I'm still trying to process it and see if somewhere in my own work I can pull some angst into the mix. My take away: Read. Yes, absolutely. But don't stop there. Seek out stories in every format and look at the beats. What happens where? When? Why? What sticks with you? In my case, having this totally over the top fandom picking apart every scene, every nuance, and every breath the characters take has been an amazing master class in understanding what touched the most people in the biggest way. Spoiler: It was tiny detail in the developing relationship - not the big gestures. The smallest touch at the point of greatest danger ruined the Twitter feed for that fandom for months. Months. That's the kind of genre reader expectation I'm looking for - an expectation readers might not be able to name, yet crave all the same without knowing. Then, if I'm clever, I turn that expectation on its head a bit and leave my readers in puddles on the floor. But no pressure.
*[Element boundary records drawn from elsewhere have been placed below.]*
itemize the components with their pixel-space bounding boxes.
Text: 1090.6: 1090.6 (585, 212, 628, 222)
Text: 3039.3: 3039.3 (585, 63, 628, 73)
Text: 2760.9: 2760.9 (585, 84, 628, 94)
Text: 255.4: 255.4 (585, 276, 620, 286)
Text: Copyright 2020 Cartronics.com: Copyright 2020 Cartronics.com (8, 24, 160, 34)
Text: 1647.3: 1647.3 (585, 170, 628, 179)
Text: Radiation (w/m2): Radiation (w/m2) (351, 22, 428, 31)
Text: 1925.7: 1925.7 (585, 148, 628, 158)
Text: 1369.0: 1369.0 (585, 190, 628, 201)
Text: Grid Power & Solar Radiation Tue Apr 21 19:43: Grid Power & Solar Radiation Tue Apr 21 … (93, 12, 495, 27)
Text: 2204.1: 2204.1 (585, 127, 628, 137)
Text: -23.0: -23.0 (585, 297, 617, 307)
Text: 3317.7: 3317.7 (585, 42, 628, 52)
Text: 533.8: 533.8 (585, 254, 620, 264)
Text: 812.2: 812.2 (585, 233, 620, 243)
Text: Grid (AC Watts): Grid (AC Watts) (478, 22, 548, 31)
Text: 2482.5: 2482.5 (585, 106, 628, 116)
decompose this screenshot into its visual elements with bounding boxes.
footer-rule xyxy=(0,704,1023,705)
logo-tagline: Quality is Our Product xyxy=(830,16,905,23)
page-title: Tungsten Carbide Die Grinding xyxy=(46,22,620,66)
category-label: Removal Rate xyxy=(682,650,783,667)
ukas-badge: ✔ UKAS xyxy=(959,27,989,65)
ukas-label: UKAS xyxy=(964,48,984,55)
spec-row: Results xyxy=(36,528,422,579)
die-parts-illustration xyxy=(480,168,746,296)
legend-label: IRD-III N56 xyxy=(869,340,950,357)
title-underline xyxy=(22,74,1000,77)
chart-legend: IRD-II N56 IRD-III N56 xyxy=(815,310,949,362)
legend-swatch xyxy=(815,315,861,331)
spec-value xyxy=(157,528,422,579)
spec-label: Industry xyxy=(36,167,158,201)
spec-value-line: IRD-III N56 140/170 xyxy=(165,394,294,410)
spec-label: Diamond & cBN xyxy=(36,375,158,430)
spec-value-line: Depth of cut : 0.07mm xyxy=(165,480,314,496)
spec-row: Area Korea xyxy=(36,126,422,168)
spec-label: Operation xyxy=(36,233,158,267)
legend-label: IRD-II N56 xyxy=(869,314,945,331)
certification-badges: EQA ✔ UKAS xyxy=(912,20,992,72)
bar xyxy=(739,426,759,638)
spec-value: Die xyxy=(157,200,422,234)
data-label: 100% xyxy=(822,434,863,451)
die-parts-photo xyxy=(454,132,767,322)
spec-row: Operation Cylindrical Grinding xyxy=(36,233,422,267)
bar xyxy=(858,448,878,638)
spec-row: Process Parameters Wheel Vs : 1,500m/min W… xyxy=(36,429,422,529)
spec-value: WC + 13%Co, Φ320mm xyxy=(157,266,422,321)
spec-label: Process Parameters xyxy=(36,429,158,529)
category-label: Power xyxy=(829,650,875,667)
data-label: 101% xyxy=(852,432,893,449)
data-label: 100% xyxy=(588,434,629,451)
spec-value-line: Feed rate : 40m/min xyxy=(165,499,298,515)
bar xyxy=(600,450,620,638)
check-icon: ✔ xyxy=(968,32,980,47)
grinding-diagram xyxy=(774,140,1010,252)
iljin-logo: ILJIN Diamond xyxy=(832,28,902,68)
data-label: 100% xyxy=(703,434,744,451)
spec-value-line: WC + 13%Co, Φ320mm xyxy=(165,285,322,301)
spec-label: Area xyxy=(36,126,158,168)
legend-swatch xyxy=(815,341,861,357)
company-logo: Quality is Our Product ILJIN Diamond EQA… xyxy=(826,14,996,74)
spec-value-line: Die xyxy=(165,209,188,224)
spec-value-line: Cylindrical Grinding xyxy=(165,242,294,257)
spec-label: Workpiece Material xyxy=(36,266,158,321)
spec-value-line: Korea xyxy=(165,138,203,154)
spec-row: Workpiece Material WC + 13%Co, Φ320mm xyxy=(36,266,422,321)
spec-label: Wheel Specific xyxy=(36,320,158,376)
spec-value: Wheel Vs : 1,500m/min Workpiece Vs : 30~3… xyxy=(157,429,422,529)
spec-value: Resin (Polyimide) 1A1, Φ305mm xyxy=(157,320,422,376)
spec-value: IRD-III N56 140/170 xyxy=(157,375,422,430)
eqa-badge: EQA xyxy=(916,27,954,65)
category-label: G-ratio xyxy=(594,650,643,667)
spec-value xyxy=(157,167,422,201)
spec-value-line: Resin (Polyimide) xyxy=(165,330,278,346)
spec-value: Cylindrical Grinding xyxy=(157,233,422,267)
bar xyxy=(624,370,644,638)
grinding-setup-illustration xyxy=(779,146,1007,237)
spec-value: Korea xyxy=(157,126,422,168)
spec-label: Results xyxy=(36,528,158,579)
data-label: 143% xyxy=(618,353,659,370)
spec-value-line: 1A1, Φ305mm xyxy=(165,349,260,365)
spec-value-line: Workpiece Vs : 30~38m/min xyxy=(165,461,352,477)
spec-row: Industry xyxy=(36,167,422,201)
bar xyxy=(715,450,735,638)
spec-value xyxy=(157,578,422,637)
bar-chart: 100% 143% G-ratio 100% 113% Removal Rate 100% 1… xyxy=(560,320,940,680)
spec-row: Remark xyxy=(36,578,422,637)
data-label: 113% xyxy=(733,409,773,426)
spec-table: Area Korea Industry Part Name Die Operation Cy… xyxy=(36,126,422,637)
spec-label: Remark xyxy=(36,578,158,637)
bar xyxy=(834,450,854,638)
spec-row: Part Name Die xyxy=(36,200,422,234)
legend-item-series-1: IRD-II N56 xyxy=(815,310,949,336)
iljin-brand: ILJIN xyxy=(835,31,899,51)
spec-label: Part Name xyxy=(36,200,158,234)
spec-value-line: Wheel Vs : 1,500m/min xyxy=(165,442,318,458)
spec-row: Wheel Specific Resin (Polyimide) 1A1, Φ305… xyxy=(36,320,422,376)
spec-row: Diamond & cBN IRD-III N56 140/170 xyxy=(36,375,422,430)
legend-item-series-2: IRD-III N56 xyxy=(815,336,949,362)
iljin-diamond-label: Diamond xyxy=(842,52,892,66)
Consuming stories is a good start if you're analyzing expectations but I feel like it's possible to consume passively - to just take in and experience. The real power comes from a sense of curiosity around what makes something affect you, how it affects you, and why it affects you. Only then can you parse out the pieces and rearrange them to your own purpose. Finding a group of people who are impacted by the same story you are and who are willing to obsess about it at length with you helps enormously. But it's 100% optional.